The graphic finding is contained in the Immigrant Council of Ireland’s (ICI) annual Racist Incident Statistics for 2013.
According to the document, a total of 144 cases of racism were reported to the ICI over the past 12 months, up 85% on the 78 incidents highlighted in 2012.
However, despite the shocking rise, ICI chief executive Denise Charlton said the most worrying trend is the increase in racism among young people, with almost one in every five cases being instigated by children and teens.
The figures show that during 2013 a total of 17% of racist abuse perpetrators and 8% of victims were under the age of 18, the youngest of whom was just three years old.
School holidays were the “peak period” for racist abuse, with verbal and written attacks the most common form of incident (52%), followed by discrimination (24%) and physical violence (9%).
“The detailed breakdown of our 2013 figures highlights a number of areas of concern, in particular the involvement of young people both as victims and perpetrators, with periods around school holidays now representing the busiest period for our frontline services,” Ms Charlton said.
“It is worth noting that July was by far the busiest month, with 31 incidents, while other periods corresponded with mid-term around Halloween, with 18 reports in November, and St Patrick’s Day, when 15 reports were received in March.
“To ignore this trend amongst our young people is not only wrong but dangerous. Students, parents and teachers all have a role to ensure racism is kept out of our classrooms, playgrounds and sporting arenas,” she added.
The ICI said it is essential that existing anti-bullying school policies, which every facility is obliged to implement, also include specific measures to tackle racism.
The ICI previously drew up a draft policy on the issue to assist schools, teachers and parents.
* A mother from Africa said her three-year-old daughter was physically assaulted by an adult at pre-school. The mother, who said ethnicity was a factor, reported the incident to gardaí.
* A 13-year-old girl of African extraction is suicidal after being verbally assaulted at her school by a pupil, who told her to “go back where she comes from”. The girl refuses to go back to school as she is afraid the issue could get worse and wrote a letter “where she expressed her wish to die or start her life over again”.
Via Irish Examiner (By Fiachra Ó Cionnaith, Irish Examiner Reporter)
The ICI draft policy document highlights the procedure that schools should follow to draft an anti-discrimination policy based on the following headings: identification, reporting, support, sanctioning, trends, roles and responsibilities. Preventative measures are also suggested in order to promote the appreciation for diversity.

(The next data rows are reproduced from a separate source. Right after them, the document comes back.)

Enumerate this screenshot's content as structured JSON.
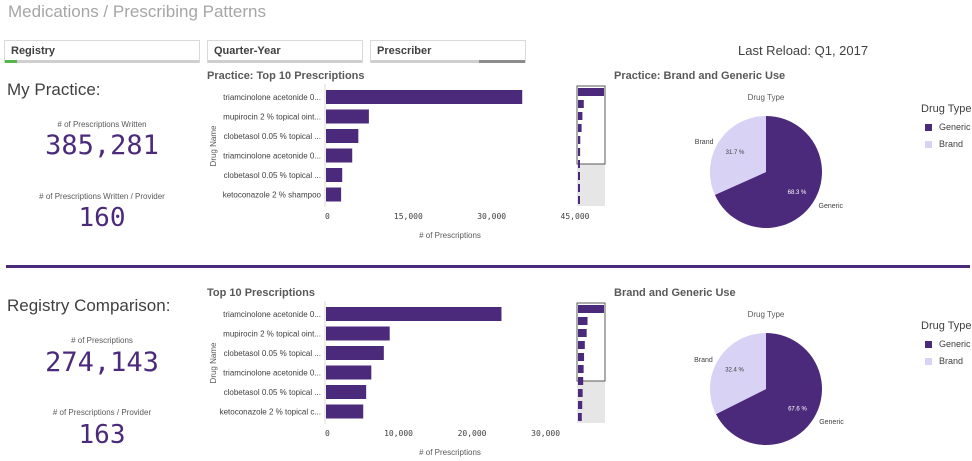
{
  "header": {
    "title": "Medications / Prescribing Patterns"
  },
  "filters": [
    {
      "label": "Registry",
      "fill": 0.06,
      "fill_color": "#52b748"
    },
    {
      "label": "Quarter-Year",
      "fill": 0,
      "fill_color": "#cfcfcf"
    },
    {
      "label": "Prescriber",
      "fill": 0.3,
      "fill_color": "#8c8c8c"
    }
  ],
  "last_reload": "Last Reload: Q1, 2017",
  "colors": {
    "purple": "#4b2a7b",
    "light_purple": "#d8d2f5"
  },
  "practice": {
    "section_title": "My Practice:",
    "kpi1_label": "# of Prescriptions Written",
    "kpi1_value": "385,281",
    "kpi2_label": "# of Prescriptions Written / Provider",
    "kpi2_value": "160",
    "bar_title": "Practice: Top 10 Prescriptions",
    "pie_title": "Practice: Brand and Generic Use"
  },
  "registry": {
    "section_title": "Registry Comparison:",
    "kpi1_label": "# of Prescriptions",
    "kpi1_value": "274,143",
    "kpi2_label": "# of Prescriptions / Provider",
    "kpi2_value": "163",
    "bar_title": "Top 10 Prescriptions",
    "pie_title": "Brand and Generic Use"
  },
  "chart_data": [
    {
      "type": "bar",
      "orientation": "horizontal",
      "title": "Practice: Top 10 Prescriptions",
      "xlabel": "# of Prescriptions",
      "ylabel": "Drug Name",
      "categories": [
        "triamcinolone acetonide 0...",
        "mupirocin 2 % topical oint...",
        "clobetasol 0.05 % topical ...",
        "triamcinolone acetonide 0...",
        "clobetasol 0.05 % topical ...",
        "ketoconazole 2 % shampoo"
      ],
      "values": [
        35500,
        7900,
        6000,
        4900,
        3100,
        2900
      ],
      "xticks": [
        "0",
        "15,000",
        "30,000",
        "45,000"
      ],
      "xlim": [
        0,
        45000
      ],
      "minimap_values": [
        35500,
        7900,
        6000,
        4900,
        3100,
        2900,
        2400,
        2100,
        1800,
        1500
      ]
    },
    {
      "type": "pie",
      "title": "Practice: Brand and Generic Use",
      "legend_title": "Drug Type",
      "dimension_label": "Drug Type",
      "slices": [
        {
          "name": "Generic",
          "value": 68.3,
          "label": "68.3 %",
          "color": "#4b2a7b"
        },
        {
          "name": "Brand",
          "value": 31.7,
          "label": "31.7 %",
          "color": "#d8d2f5"
        }
      ]
    },
    {
      "type": "bar",
      "orientation": "horizontal",
      "title": "Top 10 Prescriptions",
      "xlabel": "# of Prescriptions",
      "ylabel": "Drug Name",
      "categories": [
        "triamcinolone acetonide 0...",
        "mupirocin 2 % topical oint...",
        "clobetasol 0.05 % topical ...",
        "triamcinolone acetonide 0...",
        "clobetasol 0.05 % topical ...",
        "ketoconazole 2 % topical c..."
      ],
      "values": [
        24000,
        8800,
        8000,
        6300,
        5600,
        5200
      ],
      "xticks": [
        "0",
        "10,000",
        "20,000",
        "30,000"
      ],
      "xlim": [
        0,
        34000
      ],
      "minimap_values": [
        24000,
        8800,
        8000,
        6300,
        5600,
        5200,
        4800,
        4300,
        3900,
        3500
      ]
    },
    {
      "type": "pie",
      "title": "Brand and Generic Use",
      "legend_title": "Drug Type",
      "dimension_label": "Drug Type",
      "slices": [
        {
          "name": "Generic",
          "value": 67.6,
          "label": "67.6 %",
          "color": "#4b2a7b"
        },
        {
          "name": "Brand",
          "value": 32.4,
          "label": "32.4 %",
          "color": "#d8d2f5"
        }
      ]
    }
  ]
}
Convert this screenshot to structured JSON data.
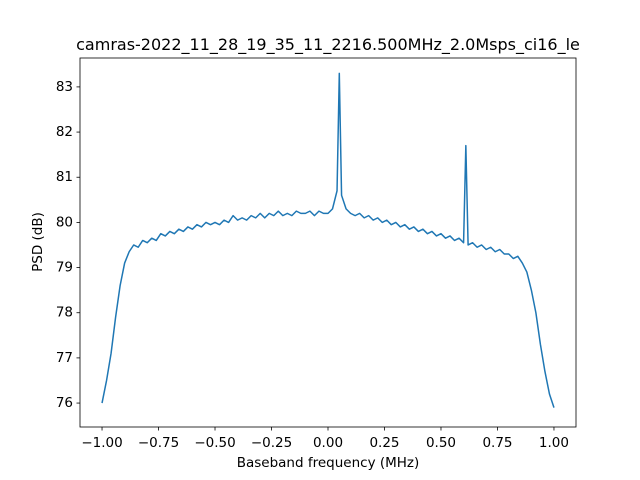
{
  "chart_data": {
    "type": "line",
    "title": "camras-2022_11_28_19_35_11_2216.500MHz_2.0Msps_ci16_le",
    "xlabel": "Baseband frequency (MHz)",
    "ylabel": "PSD (dB)",
    "color": "#1f77b4",
    "xlim": [
      -1.0975,
      1.0975
    ],
    "ylim": [
      75.47,
      83.64
    ],
    "xticks": [
      {
        "value": -1,
        "label": "−1.00"
      },
      {
        "value": -0.75,
        "label": "−0.75"
      },
      {
        "value": -0.5,
        "label": "−0.50"
      },
      {
        "value": -0.25,
        "label": "−0.25"
      },
      {
        "value": 0,
        "label": "0.00"
      },
      {
        "value": 0.25,
        "label": "0.25"
      },
      {
        "value": 0.5,
        "label": "0.50"
      },
      {
        "value": 0.75,
        "label": "0.75"
      },
      {
        "value": 1,
        "label": "1.00"
      }
    ],
    "yticks": [
      76,
      77,
      78,
      79,
      80,
      81,
      82,
      83
    ],
    "x": [
      -1.0,
      -0.98,
      -0.96,
      -0.94,
      -0.92,
      -0.9,
      -0.88,
      -0.86,
      -0.84,
      -0.82,
      -0.8,
      -0.78,
      -0.76,
      -0.74,
      -0.72,
      -0.7,
      -0.68,
      -0.66,
      -0.64,
      -0.62,
      -0.6,
      -0.58,
      -0.56,
      -0.54,
      -0.52,
      -0.5,
      -0.48,
      -0.46,
      -0.44,
      -0.42,
      -0.4,
      -0.38,
      -0.36,
      -0.34,
      -0.32,
      -0.3,
      -0.28,
      -0.26,
      -0.24,
      -0.22,
      -0.2,
      -0.18,
      -0.16,
      -0.14,
      -0.12,
      -0.1,
      -0.08,
      -0.06,
      -0.04,
      -0.02,
      0.0,
      0.02,
      0.04,
      0.05,
      0.06,
      0.08,
      0.1,
      0.12,
      0.14,
      0.16,
      0.18,
      0.2,
      0.22,
      0.24,
      0.26,
      0.28,
      0.3,
      0.32,
      0.34,
      0.36,
      0.38,
      0.4,
      0.42,
      0.44,
      0.46,
      0.48,
      0.5,
      0.52,
      0.54,
      0.56,
      0.58,
      0.6,
      0.61,
      0.62,
      0.64,
      0.66,
      0.68,
      0.7,
      0.72,
      0.74,
      0.76,
      0.78,
      0.8,
      0.82,
      0.84,
      0.86,
      0.88,
      0.9,
      0.92,
      0.94,
      0.96,
      0.98,
      1.0
    ],
    "values": [
      76.0,
      76.5,
      77.1,
      77.9,
      78.6,
      79.1,
      79.35,
      79.5,
      79.45,
      79.6,
      79.55,
      79.65,
      79.6,
      79.75,
      79.7,
      79.8,
      79.75,
      79.85,
      79.8,
      79.9,
      79.85,
      79.95,
      79.9,
      80.0,
      79.95,
      80.0,
      79.95,
      80.05,
      80.0,
      80.15,
      80.05,
      80.1,
      80.05,
      80.15,
      80.1,
      80.2,
      80.1,
      80.2,
      80.15,
      80.25,
      80.15,
      80.2,
      80.15,
      80.25,
      80.2,
      80.2,
      80.25,
      80.15,
      80.25,
      80.2,
      80.2,
      80.3,
      80.7,
      83.3,
      80.6,
      80.3,
      80.2,
      80.15,
      80.2,
      80.1,
      80.15,
      80.05,
      80.1,
      80.0,
      80.05,
      79.95,
      80.0,
      79.9,
      79.95,
      79.85,
      79.9,
      79.8,
      79.85,
      79.75,
      79.8,
      79.7,
      79.75,
      79.65,
      79.7,
      79.6,
      79.65,
      79.55,
      81.7,
      79.5,
      79.55,
      79.45,
      79.5,
      79.4,
      79.45,
      79.35,
      79.4,
      79.3,
      79.3,
      79.2,
      79.25,
      79.1,
      78.9,
      78.5,
      78.0,
      77.3,
      76.7,
      76.2,
      75.9
    ]
  }
}
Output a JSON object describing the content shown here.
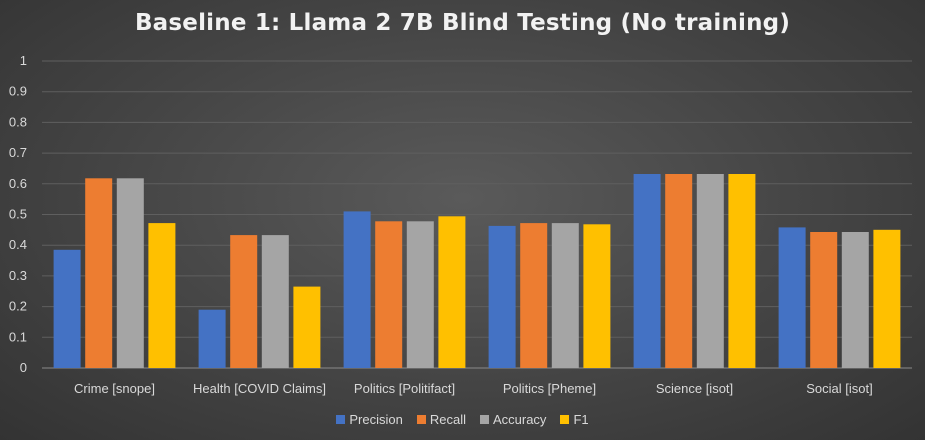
{
  "chart_data": {
    "type": "bar",
    "title": "Baseline 1: Llama 2 7B Blind Testing (No training)",
    "categories": [
      "Crime [snope]",
      "Health [COVID Claims]",
      "Politics [Politifact]",
      "Politics [Pheme]",
      "Science [isot]",
      "Social [isot]"
    ],
    "series": [
      {
        "name": "Precision",
        "color": "#4472c4",
        "values": [
          0.385,
          0.19,
          0.51,
          0.463,
          0.632,
          0.458
        ]
      },
      {
        "name": "Recall",
        "color": "#ed7d31",
        "values": [
          0.618,
          0.433,
          0.478,
          0.472,
          0.632,
          0.443
        ]
      },
      {
        "name": "Accuracy",
        "color": "#a5a5a5",
        "values": [
          0.618,
          0.433,
          0.478,
          0.472,
          0.632,
          0.443
        ]
      },
      {
        "name": "F1",
        "color": "#ffc000",
        "values": [
          0.472,
          0.265,
          0.494,
          0.468,
          0.632,
          0.45
        ]
      }
    ],
    "yticks": [
      "0",
      "0.1",
      "0.2",
      "0.3",
      "0.4",
      "0.5",
      "0.6",
      "0.7",
      "0.8",
      "0.9",
      "1"
    ],
    "ylim": [
      0,
      1
    ],
    "grid": true,
    "legend_position": "bottom"
  }
}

SIRIUS now has two new partners in Ireland: The Integration Centre and New Communities Partnership. The ICI statistics show that they have plenty of work to do to improve the situation in Irish schools and make students, teachers and parents aware of the importance of eliminating anti-discrimination and thus improving the experience of young people with a migrant background in the educational system and society in general.

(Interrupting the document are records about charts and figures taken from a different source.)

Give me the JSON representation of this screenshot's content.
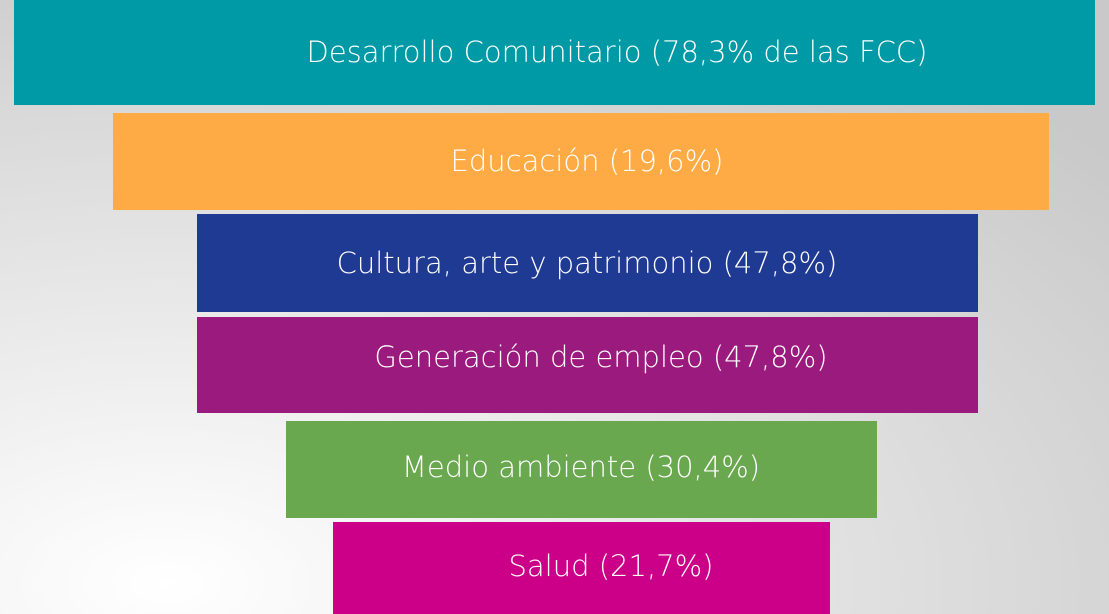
{
  "items": [
    {
      "label": "Desarrollo Comunitario (78,3% de las FCC)"
    },
    {
      "label": "Educación (19,6%)"
    },
    {
      "label": "Cultura, arte y patrimonio (47,8%)"
    },
    {
      "label": "Generación de empleo (47,8%)"
    },
    {
      "label": "Medio ambiente (30,4%)"
    },
    {
      "label": "Salud (21,7%)"
    }
  ]
}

The European Network against Racism has also just started to collaborate with SIRIUS, and their Irish branch (of which ICI, The Integration Centre and New Communities Partnership are all parnters) are running a website called iReport which enables people, communities and organisations in Ireland to document incidents of a racist nature that occur nationwide. In the 1st quarterly report for July-September 2013, it showed that 14% of the victims of racist incidents are under the age of 18.